By sundown Gault was tired of the saddle and sick of the company of Harry Wompler. They arrived at the banks of the Little Wichita as the sun was touching the dark green horizon. "We can make camp here," the ex-deputy said. "Or we can make it on to the Circle-R camp in maybe another hour."
Gault's side was aching. "We'll camp here. I've had enough of the saddle for one day." They staked the horses downstream, boiled coffee and ate what was left in Gault's grub sack.
Wompler held one heavy biscuit to the fading light and said, "Don't have to ask where you got these. Esther never was no prize as a cook. Even I would admit that much."
"Did you know Miss Garnett long?"
The ex-deputy smiled his slack smile. "Long enough."

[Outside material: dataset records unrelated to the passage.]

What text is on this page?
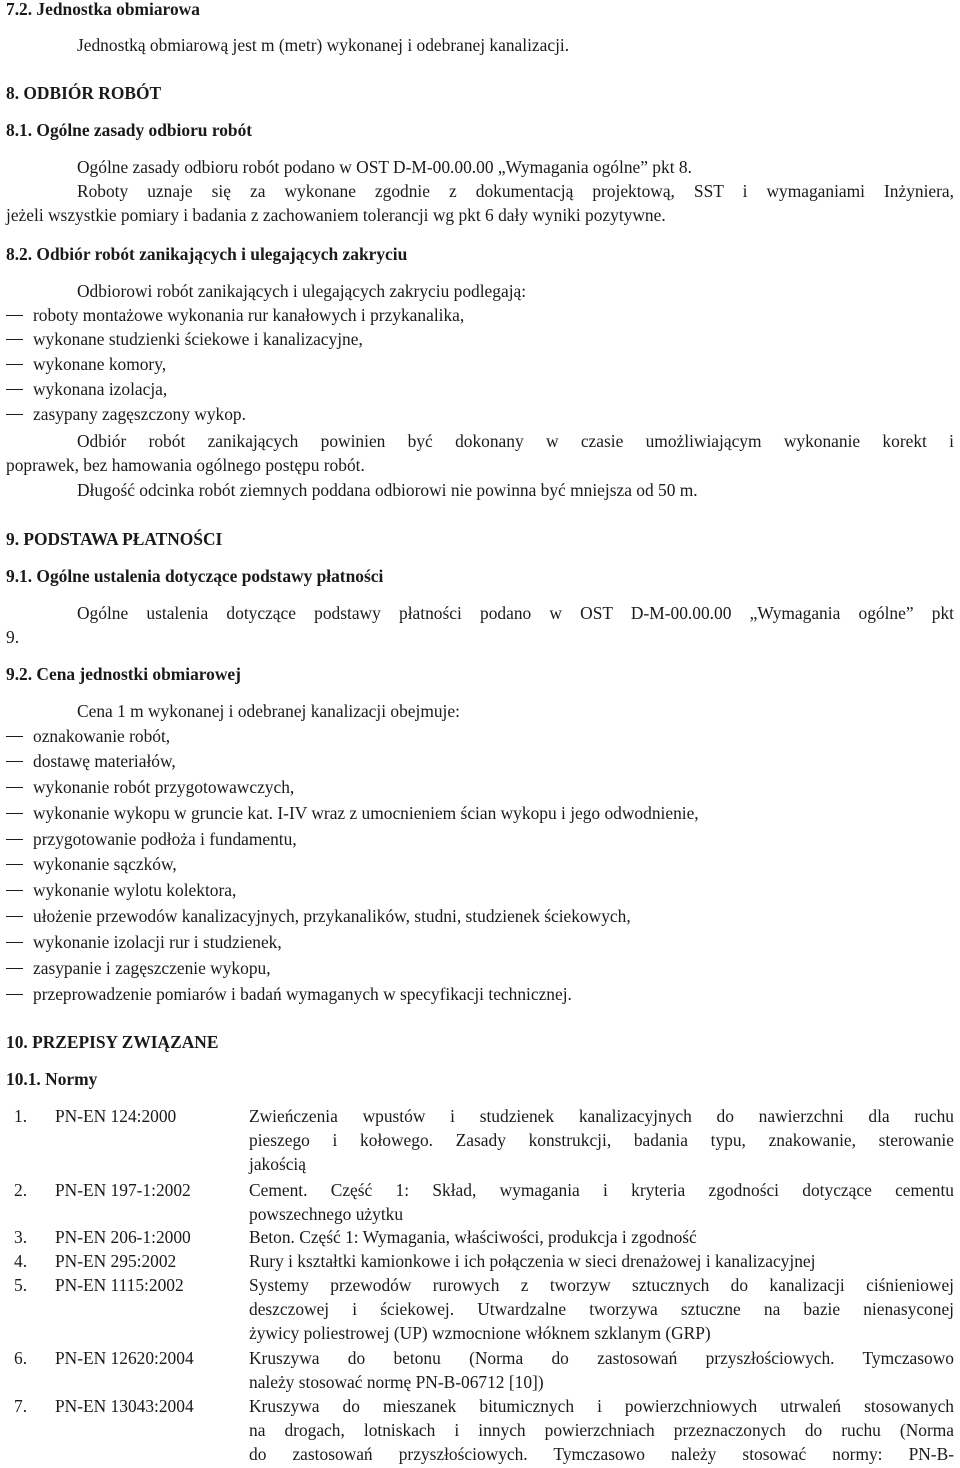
7.2. Jednostka obmiarowa
Jednostką obmiarową jest m (metr) wykonanej i odebranej kanalizacji.
8. ODBIÓR ROBÓT
8.1. Ogólne zasady odbioru robót
Ogólne zasady odbioru robót podano w OST D-M-00.00.00 „Wymagania ogólne” pkt 8.
Roboty uznaje się za wykonane zgodnie z dokumentacją projektową, SST i wymaganiami Inżyniera,
jeżeli wszystkie pomiary i badania z zachowaniem tolerancji wg pkt 6 dały wyniki pozytywne.
8.2. Odbiór robót zanikających i ulegających zakryciu
Odbiorowi robót zanikających i ulegających zakryciu podlegają:
roboty montażowe wykonania rur kanałowych i przykanalika,
wykonane studzienki ściekowe i kanalizacyjne,
wykonane komory,
wykonana izolacja,
zasypany zagęszczony wykop.
Odbiór robót zanikających powinien być dokonany w czasie umożliwiającym wykonanie korekt i
poprawek, bez hamowania ogólnego postępu robót.
Długość odcinka robót ziemnych poddana odbiorowi nie powinna być mniejsza od 50 m.
9. PODSTAWA PŁATNOŚCI
9.1. Ogólne ustalenia dotyczące podstawy płatności
Ogólne ustalenia dotyczące podstawy płatności podano w OST D-M-00.00.00 „Wymagania ogólne” pkt
9.
9.2. Cena jednostki obmiarowej
Cena 1 m wykonanej i odebranej kanalizacji obejmuje:
oznakowanie robót,
dostawę materiałów,
wykonanie robót przygotowawczych,
wykonanie wykopu w gruncie kat. I-IV wraz z umocnieniem ścian wykopu i jego odwodnienie,
przygotowanie podłoża i fundamentu,
wykonanie sączków,
wykonanie wylotu kolektora,
ułożenie przewodów kanalizacyjnych, przykanalików, studni, studzienek ściekowych,
wykonanie izolacji rur i studzienek,
zasypanie i zagęszczenie wykopu,
przeprowadzenie pomiarów i badań wymaganych w specyfikacji technicznej.
10. PRZEPISY ZWIĄZANE
10.1. Normy
1. PN-EN 124:2000	Zwieńczenia wpustów i studzienek kanalizacyjnych do nawierzchni dla ruchu
pieszego i kołowego. Zasady konstrukcji, badania typu, znakowanie, sterowanie
jakością
2. PN-EN 197-1:2002	Cement. Część 1: Skład, wymagania i kryteria zgodności dotyczące cementu
powszechnego użytku
3. PN-EN 206-1:2000	Beton. Część 1: Wymagania, właściwości, produkcja i zgodność
4. PN-EN 295:2002	Rury i kształtki kamionkowe i ich połączenia w sieci drenażowej i kanalizacyjnej
5. PN-EN 1115:2002	Systemy przewodów rurowych z tworzyw sztucznych do kanalizacji ciśnieniowej
deszczowej i ściekowej. Utwardzalne tworzywa sztuczne na bazie nienasyconej
żywicy poliestrowej (UP) wzmocnione włóknem szklanym (GRP)
6. PN-EN 12620:2004	Kruszywa do betonu (Norma do zastosowań przyszłościowych. Tymczasowo
należy stosować normę PN-B-06712 [10])
7. PN-EN 13043:2004	Kruszywa do mieszanek bitumicznych i powierzchniowych utrwaleń stosowanych
na drogach, lotniskach i innych powierzchniach przeznaczonych do ruchu (Norma
do zastosowań przyszłościowych. Tymczasowo należy stosować normy: PN-B-
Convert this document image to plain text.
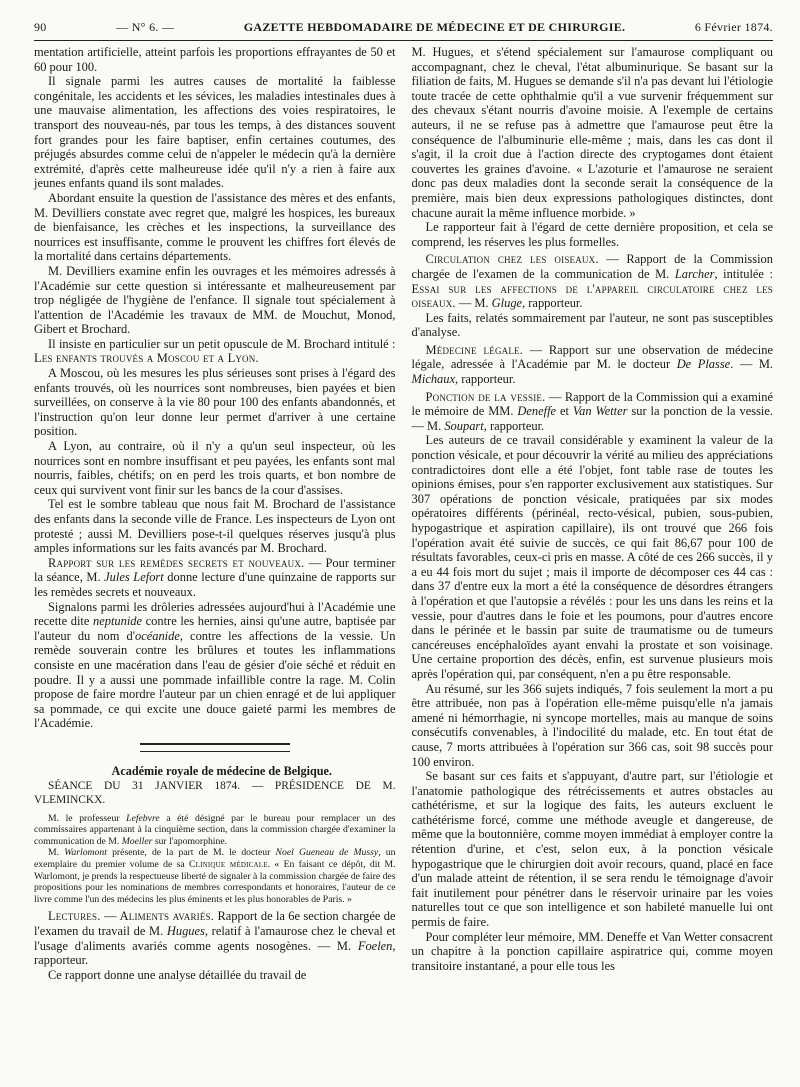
90	— N° 6. —	GAZETTE HEBDOMADAIRE DE MÉDECINE ET DE CHIRURGIE.	6 Février 1874.

mentation artificielle, atteint parfois les proportions effrayantes de 50 et 60 pour 100.

Il signale parmi les autres causes de mortalité la faiblesse congénitale, les accidents et les sévices, les maladies intestinales dues à une mauvaise alimentation, les affections des voies respiratoires, le transport des nouveau-nés, par tous les temps, à des distances souvent fort grandes pour les faire baptiser, enfin certaines coutumes, des préjugés absurdes comme celui de n'appeler le médecin qu'à la dernière extrémité, d'après cette malheureuse idée qu'il n'y a rien à faire aux jeunes enfants quand ils sont malades.

Abordant ensuite la question de l'assistance des mères et des enfants, M. Devilliers constate avec regret que, malgré les hospices, les bureaux de bienfaisance, les crèches et les inspections, la surveillance des nourrices est insuffisante, comme le prouvent les chiffres fort élevés de la mortalité dans certains départements.

M. Devilliers examine enfin les ouvrages et les mémoires adressés à l'Académie sur cette question si intéressante et malheureusement par trop négligée de l'hygiène de l'enfance. Il signale tout spécialement à l'attention de l'Académie les travaux de MM. de Mouchut, Monod, Gibert et Brochard.

Il insiste en particulier sur un petit opuscule de M. Brochard intitulé : Les enfants trouvés a Moscou et a Lyon.

A Moscou, où les mesures les plus sérieuses sont prises à l'égard des enfants trouvés, où les nourrices sont nombreuses, bien payées et bien surveillées, on conserve à la vie 80 pour 100 des enfants abandonnés, et l'instruction qu'on leur donne leur permet d'arriver à une certaine position.

A Lyon, au contraire, où il n'y a qu'un seul inspecteur, où les nourrices sont en nombre insuffisant et peu payées, les enfants sont mal nourris, faibles, chétifs; on en perd les trois quarts, et bon nombre de ceux qui survivent vont finir sur les bancs de la cour d'assises.

Tel est le sombre tableau que nous fait M. Brochard de l'assistance des enfants dans la seconde ville de France. Les inspecteurs de Lyon ont protesté ; aussi M. Devilliers pose-t-il quelques réserves jusqu'à plus amples informations sur les faits avancés par M. Brochard.

Rapport sur les remèdes secrets et nouveaux. — Pour terminer la séance, M. Jules Lefort donne lecture d'une quinzaine de rapports sur les remèdes secrets et nouveaux.

Signalons parmi les drôleries adressées aujourd'hui à l'Académie une recette dite neptunide contre les hernies, ainsi qu'une autre, baptisée par l'auteur du nom d'océanide, contre les affections de la vessie. Un remède souverain contre les brûlures et toutes les inflammations consiste en une macération dans l'eau de gésier d'oie séché et réduit en poudre. Il y a aussi une pommade infaillible contre la rage. M. Colin propose de faire mordre l'auteur par un chien enragé et de lui appliquer sa pommade, ce qui excite une douce gaieté parmi les membres de l'Académie.

Académie royale de médecine de Belgique.

SÉANCE DU 31 JANVIER 1874. — PRÉSIDENCE DE M. VLEMINCKX.

M. le professeur Lefebvre a été désigné par le bureau pour remplacer un des commissaires appartenant à la cinquième section, dans la commission chargée d'examiner la communication de M. Moeller sur l'apomorphine.

M. Warlomont présente, de la part de M. le docteur Noel Gueneau de Mussy, un exemplaire du premier volume de sa Clinique médicale. « En faisant ce dépôt, dit M. Warlomont, je prends la respectueuse liberté de signaler à la commission chargée de faire des propositions pour les nominations de membres correspondants et honoraires, l'auteur de ce livre comme l'un des médecins les plus éminents et les plus honorables de Paris. »

Lectures. — Aliments avariés. Rapport de la 6e section chargée de l'examen du travail de M. Hugues, relatif à l'amaurose chez le cheval et l'usage d'aliments avariés comme agents nosogènes. — M. Foelen, rapporteur.

Ce rapport donne une analyse détaillée du travail de

M. Hugues, et s'étend spécialement sur l'amaurose compliquant ou accompagnant, chez le cheval, l'état albuminurique. Se basant sur la filiation de faits, M. Hugues se demande s'il n'a pas devant lui l'étiologie toute tracée de cette ophthalmie qu'il a vue survenir fréquemment sur des chevaux s'étant nourris d'avoine moisie. A l'exemple de certains auteurs, il ne se refuse pas à admettre que l'amaurose peut être la conséquence de l'albuminurie elle-même ; mais, dans les cas dont il s'agit, il la croit due à l'action directe des cryptogames dont étaient couvertes les graines d'avoine. « L'azoturie et l'amaurose ne seraient donc pas deux maladies dont la seconde serait la conséquence de la première, mais bien deux expressions pathologiques distinctes, dont chacune aurait la même influence morbide. »

Le rapporteur fait à l'égard de cette dernière proposition, et cela se comprend, les réserves les plus formelles.

Circulation chez les oiseaux. — Rapport de la Commission chargée de l'examen de la communication de M. Larcher, intitulée : Essai sur les affections de l'appareil circulatoire chez les oiseaux. — M. Gluge, rapporteur.

Les faits, relatés sommairement par l'auteur, ne sont pas susceptibles d'analyse.

Médecine légale. — Rapport sur une observation de médecine légale, adressée à l'Académie par M. le docteur De Plasse. — M. Michaux, rapporteur.

Ponction de la vessie. — Rapport de la Commission qui a examiné le mémoire de MM. Deneffe et Van Wetter sur la ponction de la vessie. — M. Soupart, rapporteur.

Les auteurs de ce travail considérable y examinent la valeur de la ponction vésicale, et pour découvrir la vérité au milieu des appréciations contradictoires dont elle a été l'objet, font table rase de toutes les opinions émises, pour s'en rapporter exclusivement aux statistiques. Sur 307 opérations de ponction vésicale, pratiquées par six modes opératoires différents (périnéal, recto-vésical, pubien, sous-pubien, hypogastrique et aspiration capillaire), ils ont trouvé que 266 fois l'opération avait été suivie de succès, ce qui fait 86,67 pour 100 de résultats favorables, ceux-ci pris en masse. A côté de ces 266 succès, il y a eu 44 fois mort du sujet ; mais il importe de décomposer ces 44 cas : dans 37 d'entre eux la mort a été la conséquence de désordres étrangers à l'opération et que l'autopsie a révélés : pour les uns dans les reins et la vessie, pour d'autres dans le foie et les poumons, pour d'autres encore dans le périnée et le bassin par suite de traumatisme ou de tumeurs cancéreuses encéphaloïdes ayant envahi la prostate et son voisinage. Une certaine proportion des décès, enfin, est survenue plusieurs mois après l'opération qui, par conséquent, n'en a pu être responsable.

Au résumé, sur les 366 sujets indiqués, 7 fois seulement la mort a pu être attribuée, non pas à l'opération elle-même puisqu'elle n'a jamais amené ni hémorrhagie, ni syncope mortelles, mais au manque de soins consécutifs convenables, à l'indocilité du malade, etc. En tout état de cause, 7 morts attribuées à l'opération sur 366 cas, soit 98 succès pour 100 environ.

Se basant sur ces faits et s'appuyant, d'autre part, sur l'étiologie et l'anatomie pathologique des rétrécissements et autres obstacles au cathétérisme, et sur la logique des faits, les auteurs excluent le cathétérisme forcé, comme une méthode aveugle et dangereuse, de même que la boutonnière, comme moyen immédiat à employer contre la rétention d'urine, et c'est, selon eux, à la ponction vésicale hypogastrique que le chirurgien doit avoir recours, quand, placé en face d'un malade atteint de rétention, il se sera rendu le témoignage d'avoir fait inutilement pour pénétrer dans le réservoir urinaire par les voies naturelles tout ce que son intelligence et son habileté manuelle lui ont permis de faire.

Pour compléter leur mémoire, MM. Deneffe et Van Wetter consacrent un chapitre à la ponction capillaire aspiratrice qui, comme moyen transitoire instantané, a pour elle tous les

They finished the meal in silence, then Wompler dug the bottle out of his saddlebag and downed a carefully measured ration of whiskey. He put the bottle away without offering it to Gault. A faded army blanket and a yellow slicker known as a "fish" had come with Wompler's rented horse and saddle. He dumped it beneath the budding branches of a cottonwood, then walked up the grade from the river and stood for a while, building and smoking his highly combustible cigarettes, gazing upstream toward the Garnett place.
Gault decided the former lawman was not an easy man to know. In the Day and Night he had been a common drunk. At the Circle-R headquarters he had been ill-tempered and brutal to the old wrangler. Since that time he had shown flashes of sensitivity and the rudiments of education, neither of which were very common in a place like Standard County.
Gault sat beside the dying fire, smoking, trying to keep his mind away from the past. Wondering what he was going to say to the stock detective, Torgason, when he found him. How could Torgason help him? How could anybody help him?
When Wompler came back down the slope and stood beside the fire, Gault said, "Tell me about Torgason."
"Torgason…" Wompler considered his subject. "He's an old hand, good at his job, no nonsense. I don't like him, but he knows his business. And he ain't afraid of Olsen." With a curt nod, Wompler got to his feet and went to his bedroll. Tugging off his boots, he said, "You might not think it, Gault, but I used to be a man of ambition. I read law with old Judge Tabor at Gainsville. I set myself the task of learnin' the law, and then politics, and then…" Gault could not see his face, but he knew that Wompler was smiling that loose-lipped smile of his. "There wasn't no limit to the ambition I had in those days. A year ago I lost more than a job and a woman. I lost the man that used to be Harry Wompler. And I guess I won't be satisfied until I find out where he went."